How do you store leftover grilled garlic herb potatoes, and what are good serving suggestions?
Store leftover grilled garlic herb potatoes in an airtight container in the fridge for up to 3-4 days. Reheat on the grill or in a hot skillet. They’re amazing with grilled meats like steak or chicken, or topped with sour cream and fresh chives. They make a great side dish recipe for almost anything.
What is the grill temperature to grill potatoes?
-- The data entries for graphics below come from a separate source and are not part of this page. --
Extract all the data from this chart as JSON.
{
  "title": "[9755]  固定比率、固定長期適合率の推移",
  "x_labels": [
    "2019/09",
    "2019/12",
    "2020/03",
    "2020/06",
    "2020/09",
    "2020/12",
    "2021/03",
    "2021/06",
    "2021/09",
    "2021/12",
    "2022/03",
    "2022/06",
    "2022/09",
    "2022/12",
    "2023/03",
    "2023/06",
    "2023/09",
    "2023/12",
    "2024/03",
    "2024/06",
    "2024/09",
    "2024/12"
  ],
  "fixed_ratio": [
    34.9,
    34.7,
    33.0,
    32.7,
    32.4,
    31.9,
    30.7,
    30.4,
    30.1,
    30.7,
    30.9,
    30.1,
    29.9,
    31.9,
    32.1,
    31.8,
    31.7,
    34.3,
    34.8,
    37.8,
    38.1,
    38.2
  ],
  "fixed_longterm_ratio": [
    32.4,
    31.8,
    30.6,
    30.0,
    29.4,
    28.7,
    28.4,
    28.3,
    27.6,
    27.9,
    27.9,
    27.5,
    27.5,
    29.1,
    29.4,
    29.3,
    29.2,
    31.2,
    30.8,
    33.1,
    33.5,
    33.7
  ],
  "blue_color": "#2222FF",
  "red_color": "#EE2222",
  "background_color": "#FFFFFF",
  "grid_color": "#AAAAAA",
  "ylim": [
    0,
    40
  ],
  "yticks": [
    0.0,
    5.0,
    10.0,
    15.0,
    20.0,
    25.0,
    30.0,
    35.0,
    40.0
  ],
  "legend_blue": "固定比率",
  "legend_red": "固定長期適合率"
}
To grill roasted garlic potatoes grill, you’ll want a medium grill temperature, ideally around 375-400°F. If you’re using direct heat grilling, keep an eye on them and flip frequently to prevent burning. Indirect heat is usually a bit more forgiving for even cooking.
How long to grill potatoes?
After parboiling, grilled garlic herb potatoes typically take about 20-30 minutes on the grill. If you’re using a foil packet, it might be closer to 30-40 minutes. The key is to check for tenderness with a fork and make sure they’ve got that lovely golden brown, crispy exterior.
How to season grilled potatoes?
For seasoning grilled potatoes, a simple mix of olive oil, minced fresh garlic cloves, fresh rosemary, fresh thyme, sea salt, and freshly cracked black pepper is just right. Toss them well to ensure every piece is coated. You could also add a pinch of smoked paprika for extra depth.